Av. Dr. İrfan Sönmez’in kaleminden… Sorunun adını doğru koymak!
Bazı kesimler ısrarla bir “Kürt sorunundan” söz ediyor. Bu bilinçli bir tercih; sorunu etnikleştirirseniz, çözümünü de etnikleştirmiş olursunuz.
Kürt sorunu, Kürtlük üzerinden, terör sorunu, terör üzerinden çözülür.

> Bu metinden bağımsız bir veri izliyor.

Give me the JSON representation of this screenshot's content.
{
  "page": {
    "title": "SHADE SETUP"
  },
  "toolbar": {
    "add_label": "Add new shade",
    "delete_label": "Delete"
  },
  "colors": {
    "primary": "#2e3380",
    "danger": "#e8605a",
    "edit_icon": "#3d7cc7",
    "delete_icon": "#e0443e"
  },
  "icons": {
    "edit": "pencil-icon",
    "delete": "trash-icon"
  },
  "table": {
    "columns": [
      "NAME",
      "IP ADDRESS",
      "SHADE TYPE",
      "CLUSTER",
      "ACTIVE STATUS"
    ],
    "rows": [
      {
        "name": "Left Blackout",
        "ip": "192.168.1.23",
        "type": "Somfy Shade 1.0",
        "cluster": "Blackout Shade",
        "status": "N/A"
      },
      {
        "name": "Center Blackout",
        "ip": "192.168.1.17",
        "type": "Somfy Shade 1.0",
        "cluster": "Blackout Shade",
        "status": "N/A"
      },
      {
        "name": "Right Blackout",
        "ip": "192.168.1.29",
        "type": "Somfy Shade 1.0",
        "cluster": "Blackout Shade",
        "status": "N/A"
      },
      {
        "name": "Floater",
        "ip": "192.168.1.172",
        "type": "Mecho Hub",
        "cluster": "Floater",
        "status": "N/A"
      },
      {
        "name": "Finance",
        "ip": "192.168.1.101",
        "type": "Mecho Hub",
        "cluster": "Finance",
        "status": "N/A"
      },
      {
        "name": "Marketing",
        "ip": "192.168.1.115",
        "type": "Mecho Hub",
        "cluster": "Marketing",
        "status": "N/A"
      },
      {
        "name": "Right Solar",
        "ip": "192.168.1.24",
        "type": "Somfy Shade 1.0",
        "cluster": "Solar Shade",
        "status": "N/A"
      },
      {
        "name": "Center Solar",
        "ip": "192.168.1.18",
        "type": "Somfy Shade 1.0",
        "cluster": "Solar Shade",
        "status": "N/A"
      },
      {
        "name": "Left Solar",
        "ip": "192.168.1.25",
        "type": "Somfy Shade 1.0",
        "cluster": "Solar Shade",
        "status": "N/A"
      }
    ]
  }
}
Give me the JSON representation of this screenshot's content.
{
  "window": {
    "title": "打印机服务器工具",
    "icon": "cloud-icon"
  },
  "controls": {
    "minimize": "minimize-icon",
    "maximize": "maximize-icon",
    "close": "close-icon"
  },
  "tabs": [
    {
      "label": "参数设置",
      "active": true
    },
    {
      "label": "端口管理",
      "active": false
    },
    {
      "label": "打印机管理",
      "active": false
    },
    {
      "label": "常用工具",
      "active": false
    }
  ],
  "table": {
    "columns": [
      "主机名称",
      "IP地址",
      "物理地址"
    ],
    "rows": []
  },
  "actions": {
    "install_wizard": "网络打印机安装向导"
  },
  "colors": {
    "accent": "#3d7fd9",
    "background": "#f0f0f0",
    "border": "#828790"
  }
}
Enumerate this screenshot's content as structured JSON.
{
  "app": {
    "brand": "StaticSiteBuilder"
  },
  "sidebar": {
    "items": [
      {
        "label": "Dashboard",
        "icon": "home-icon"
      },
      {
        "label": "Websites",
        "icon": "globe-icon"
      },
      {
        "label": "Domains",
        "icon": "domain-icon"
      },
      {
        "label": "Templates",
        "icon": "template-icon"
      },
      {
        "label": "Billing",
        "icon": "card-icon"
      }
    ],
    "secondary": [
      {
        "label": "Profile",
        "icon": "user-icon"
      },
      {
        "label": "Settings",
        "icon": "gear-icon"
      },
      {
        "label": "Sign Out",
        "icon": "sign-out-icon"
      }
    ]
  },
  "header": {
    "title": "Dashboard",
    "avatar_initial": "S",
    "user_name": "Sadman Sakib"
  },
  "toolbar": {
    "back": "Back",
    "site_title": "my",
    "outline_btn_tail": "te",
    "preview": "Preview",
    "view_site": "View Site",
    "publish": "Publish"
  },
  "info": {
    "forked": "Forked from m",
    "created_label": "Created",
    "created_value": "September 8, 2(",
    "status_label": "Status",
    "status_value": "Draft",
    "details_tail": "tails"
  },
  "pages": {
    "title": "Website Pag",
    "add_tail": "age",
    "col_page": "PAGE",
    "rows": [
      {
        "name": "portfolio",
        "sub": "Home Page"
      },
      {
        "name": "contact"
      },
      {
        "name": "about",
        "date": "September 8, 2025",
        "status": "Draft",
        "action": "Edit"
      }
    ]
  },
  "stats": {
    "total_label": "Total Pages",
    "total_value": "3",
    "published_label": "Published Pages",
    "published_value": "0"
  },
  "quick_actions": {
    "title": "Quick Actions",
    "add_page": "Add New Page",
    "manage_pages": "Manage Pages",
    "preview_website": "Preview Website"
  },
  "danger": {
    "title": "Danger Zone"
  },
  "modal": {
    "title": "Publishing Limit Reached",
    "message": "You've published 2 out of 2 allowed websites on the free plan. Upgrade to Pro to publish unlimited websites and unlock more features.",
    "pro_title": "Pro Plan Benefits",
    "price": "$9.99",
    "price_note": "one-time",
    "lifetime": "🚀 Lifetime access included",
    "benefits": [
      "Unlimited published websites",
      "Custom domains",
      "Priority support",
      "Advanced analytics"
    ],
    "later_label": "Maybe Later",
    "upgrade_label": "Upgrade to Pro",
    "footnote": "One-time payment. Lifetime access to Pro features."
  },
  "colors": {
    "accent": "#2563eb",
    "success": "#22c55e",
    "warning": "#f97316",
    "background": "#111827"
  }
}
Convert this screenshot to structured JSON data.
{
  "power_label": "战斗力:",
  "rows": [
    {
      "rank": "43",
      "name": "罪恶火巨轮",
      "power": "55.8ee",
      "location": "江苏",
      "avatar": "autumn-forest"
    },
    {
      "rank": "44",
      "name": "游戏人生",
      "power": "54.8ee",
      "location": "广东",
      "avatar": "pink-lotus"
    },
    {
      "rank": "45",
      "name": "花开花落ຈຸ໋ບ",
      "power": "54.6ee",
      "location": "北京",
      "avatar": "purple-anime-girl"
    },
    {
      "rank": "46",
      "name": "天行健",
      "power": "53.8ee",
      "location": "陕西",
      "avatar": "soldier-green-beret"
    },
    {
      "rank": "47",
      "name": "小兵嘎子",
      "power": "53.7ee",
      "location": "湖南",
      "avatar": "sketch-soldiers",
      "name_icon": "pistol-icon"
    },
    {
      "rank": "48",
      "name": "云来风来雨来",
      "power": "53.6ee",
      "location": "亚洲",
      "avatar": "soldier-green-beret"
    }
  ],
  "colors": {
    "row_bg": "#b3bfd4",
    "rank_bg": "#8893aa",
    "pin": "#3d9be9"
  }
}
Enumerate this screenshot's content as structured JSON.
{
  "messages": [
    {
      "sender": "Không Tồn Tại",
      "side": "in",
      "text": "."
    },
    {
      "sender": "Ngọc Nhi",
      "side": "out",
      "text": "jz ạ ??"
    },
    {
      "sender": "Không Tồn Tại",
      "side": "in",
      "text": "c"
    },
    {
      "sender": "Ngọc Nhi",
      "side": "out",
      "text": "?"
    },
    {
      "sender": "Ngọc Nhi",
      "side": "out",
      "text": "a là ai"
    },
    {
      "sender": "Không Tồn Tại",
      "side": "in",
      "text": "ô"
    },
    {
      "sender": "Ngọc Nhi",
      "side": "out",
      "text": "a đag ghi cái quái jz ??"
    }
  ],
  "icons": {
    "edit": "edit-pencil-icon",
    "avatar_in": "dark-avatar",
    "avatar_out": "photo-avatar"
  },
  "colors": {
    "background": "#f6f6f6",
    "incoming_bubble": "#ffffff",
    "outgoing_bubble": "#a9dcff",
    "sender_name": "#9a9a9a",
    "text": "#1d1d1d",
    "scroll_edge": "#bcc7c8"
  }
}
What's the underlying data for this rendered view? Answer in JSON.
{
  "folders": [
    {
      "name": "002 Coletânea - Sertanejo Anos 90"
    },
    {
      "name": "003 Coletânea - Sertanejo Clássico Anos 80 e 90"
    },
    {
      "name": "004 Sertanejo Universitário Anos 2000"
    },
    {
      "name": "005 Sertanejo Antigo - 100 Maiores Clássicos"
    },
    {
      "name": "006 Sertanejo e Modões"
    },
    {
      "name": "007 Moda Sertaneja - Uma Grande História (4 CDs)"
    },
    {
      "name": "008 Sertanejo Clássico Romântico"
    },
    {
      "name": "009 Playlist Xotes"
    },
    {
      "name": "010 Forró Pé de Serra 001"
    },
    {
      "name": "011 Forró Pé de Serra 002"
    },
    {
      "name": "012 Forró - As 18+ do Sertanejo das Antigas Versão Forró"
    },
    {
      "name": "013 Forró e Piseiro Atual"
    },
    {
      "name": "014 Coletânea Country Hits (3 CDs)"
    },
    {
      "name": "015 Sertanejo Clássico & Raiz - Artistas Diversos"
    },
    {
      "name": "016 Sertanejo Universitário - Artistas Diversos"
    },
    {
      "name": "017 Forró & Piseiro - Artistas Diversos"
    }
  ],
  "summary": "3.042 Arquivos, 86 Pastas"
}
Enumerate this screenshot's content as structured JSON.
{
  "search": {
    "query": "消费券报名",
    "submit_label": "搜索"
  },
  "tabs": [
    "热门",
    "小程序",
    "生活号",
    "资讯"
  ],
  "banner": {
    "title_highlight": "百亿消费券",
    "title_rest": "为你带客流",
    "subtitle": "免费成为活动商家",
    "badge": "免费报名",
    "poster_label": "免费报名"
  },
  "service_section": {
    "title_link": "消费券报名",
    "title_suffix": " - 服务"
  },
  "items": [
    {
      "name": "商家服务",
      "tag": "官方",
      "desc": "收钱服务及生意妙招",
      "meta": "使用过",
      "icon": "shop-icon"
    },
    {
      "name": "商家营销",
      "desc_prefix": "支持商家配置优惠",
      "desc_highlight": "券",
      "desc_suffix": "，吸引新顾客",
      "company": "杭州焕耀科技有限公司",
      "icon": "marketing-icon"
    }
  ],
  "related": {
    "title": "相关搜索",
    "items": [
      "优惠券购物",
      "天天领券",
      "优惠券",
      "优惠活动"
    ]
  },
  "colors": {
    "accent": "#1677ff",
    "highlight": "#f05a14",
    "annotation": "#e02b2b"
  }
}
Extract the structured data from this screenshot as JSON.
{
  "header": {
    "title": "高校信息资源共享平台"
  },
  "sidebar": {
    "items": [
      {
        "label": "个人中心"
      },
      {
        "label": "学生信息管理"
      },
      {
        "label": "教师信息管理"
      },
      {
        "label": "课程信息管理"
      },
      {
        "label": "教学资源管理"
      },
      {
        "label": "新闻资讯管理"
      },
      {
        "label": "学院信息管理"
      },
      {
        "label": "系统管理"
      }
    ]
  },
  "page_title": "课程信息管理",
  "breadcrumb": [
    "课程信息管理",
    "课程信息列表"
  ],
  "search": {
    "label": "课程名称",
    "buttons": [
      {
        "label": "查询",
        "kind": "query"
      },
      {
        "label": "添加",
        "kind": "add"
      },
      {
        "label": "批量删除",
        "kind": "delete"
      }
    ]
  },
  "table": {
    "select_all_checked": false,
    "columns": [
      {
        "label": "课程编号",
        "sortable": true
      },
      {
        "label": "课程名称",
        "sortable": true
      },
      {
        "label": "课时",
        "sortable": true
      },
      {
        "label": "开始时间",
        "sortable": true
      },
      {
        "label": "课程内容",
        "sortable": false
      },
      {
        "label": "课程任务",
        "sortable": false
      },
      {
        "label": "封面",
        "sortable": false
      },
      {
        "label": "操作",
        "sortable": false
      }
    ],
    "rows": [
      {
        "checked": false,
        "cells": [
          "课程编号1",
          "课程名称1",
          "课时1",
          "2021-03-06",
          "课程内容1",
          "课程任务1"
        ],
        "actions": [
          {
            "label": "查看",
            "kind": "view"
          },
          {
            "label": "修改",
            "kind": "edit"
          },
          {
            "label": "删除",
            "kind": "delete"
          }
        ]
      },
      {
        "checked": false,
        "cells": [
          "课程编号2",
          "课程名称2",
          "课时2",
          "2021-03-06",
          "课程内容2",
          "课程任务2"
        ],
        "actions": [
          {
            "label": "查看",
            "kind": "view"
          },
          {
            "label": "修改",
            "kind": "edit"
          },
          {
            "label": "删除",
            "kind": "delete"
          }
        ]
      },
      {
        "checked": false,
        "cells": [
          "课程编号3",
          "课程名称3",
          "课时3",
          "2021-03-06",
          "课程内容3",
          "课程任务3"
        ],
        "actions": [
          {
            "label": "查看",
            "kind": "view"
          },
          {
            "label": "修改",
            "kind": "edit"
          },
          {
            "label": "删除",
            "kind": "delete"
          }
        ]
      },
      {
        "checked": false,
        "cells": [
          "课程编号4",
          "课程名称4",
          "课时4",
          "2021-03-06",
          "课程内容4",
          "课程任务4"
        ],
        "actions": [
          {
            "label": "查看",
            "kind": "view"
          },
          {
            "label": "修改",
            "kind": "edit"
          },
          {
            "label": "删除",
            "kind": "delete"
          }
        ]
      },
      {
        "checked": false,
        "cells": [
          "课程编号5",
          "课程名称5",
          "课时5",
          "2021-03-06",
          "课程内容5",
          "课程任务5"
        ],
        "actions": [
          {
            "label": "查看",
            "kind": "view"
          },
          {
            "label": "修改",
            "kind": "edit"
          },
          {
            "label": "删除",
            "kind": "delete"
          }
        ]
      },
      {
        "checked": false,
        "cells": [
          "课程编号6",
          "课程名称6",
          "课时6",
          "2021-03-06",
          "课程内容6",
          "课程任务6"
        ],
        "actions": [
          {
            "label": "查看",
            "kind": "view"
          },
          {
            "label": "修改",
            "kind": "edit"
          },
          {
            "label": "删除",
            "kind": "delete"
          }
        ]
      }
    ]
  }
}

Bir etnik sorundan söz edebilmek için devletin açıkça ayrımcılık yapması gerekir. Mesela o etnik gruba, bazı devlet görevlerinin yasaklanması, farklı vergi alınması, İsrail’in Filistinlilere yaptığı gibi bazı kamu hizmetlerinin verilmemesi veya farklı fiyat tarifeleriyle daha pahalı verilmesi ve o grup baskın çoğunluk tarafından saldırıya uğradığında güvenlik görevlilerinin onları korumaması, saldıran çoğunluktan yana çıkması gibi. Türkiye’de bunların hangisi var?
Hangi hizmet Kürtlere Türklerden daha pahalı veriliyor?
Türkler, Kürtlere saldırıyorlar da polis taraflı mı davranıyor?
Yıllarca bir Türk/Kürt çatışması yaratmak için çabalayıp durdular. Tarihi bile çarpıttılar. Bedirhanlardan biri Atatürk’e yazıp sonradan kitaplaştırdığı bir mektupta; “Kürtler Türklere Romi diyor” diye yazıyordu. Ona göre bu bir aşağılama, kendinden saymama ifadesiydi. Oysa Aşıkpaşazade Anadolu’daki sosyal grupları anlatırken; Ahiyan-i Rum, Dervişan-ı Rum, Baciyan-i Rum ve Gaziyan-i Rum’ gibi zümrelerden bahseder. Rumluk kökeni değil coğrafyayı ifade eder. Geçmişte bu coğrafyanın adı bilad-ı Rum, yani Rum beldesidir. Nitekim Mevlâna da Celalettin-i Rumi’dir. Ama bir Türk düşmanlığı yaratmak için bunu coğrafi nispet yerine, bağlamından kopararak bir düşmanlık ifadesi gibi takdim etmişlerdir. Bütün amaç, bir Kürt sorunu inşa etmek için önce bir Türk düşmanlığı inşa etmektir. Bunun yolu da iki toplumun arasına nifak sokmak, kavga çıkarmaktır. Bu Rumi/ Romi ifadesi bugün bazı çevrelerde dillere pelesenktir.
Hiçbir devlet kendi varlığına kastedenlere toleransla bakmaz, bu ülke onu bile yapmıştır. DEM parti milletvekillerine bakın, hiçbiri milletvekili rozeti takmıyor, niçin? Üzerinde ay -yıldız olduğu için!
Bir milletin meclisine girecek, çeyrek milyara yakın maaş alacaksınız ama o ülkenin bayrağını reddedeceksiniz.
Buna hangi devlet, hangi millet tolerans gösterir? Bu ülke, bu hainliğe bile tahammül etti.
Bayrağınızı, devletinizi, marşınızı reddedecekler, sonra da dönüp, ”bize haksızlık ediliyor” diyecekler. Kim kime haksızlık ediyor acaba? Mesele demokrasi istemekse bunun yolu devleti, bayrağı, milli marşı reddetmek midir? Bunu ancak demokrasi isteyenler değil, başka devlet, başka bayrak isteyenler, yapar. Sorun budur. Sorun hainliktir, sorun ülkeyi parçalamak istemektir, sorun kardeşi kardeşe düşman etmektir. Sorun emperyalizmin taşeronluğu, ABD/ İsrail projesi BOP’un uşaklığıdır. Meseleye bu zaviyeden bakmak yerine, Kürt sorunu perspektiften bakmak ülkenin etnik temelde ayrışmasına razı olmaktır!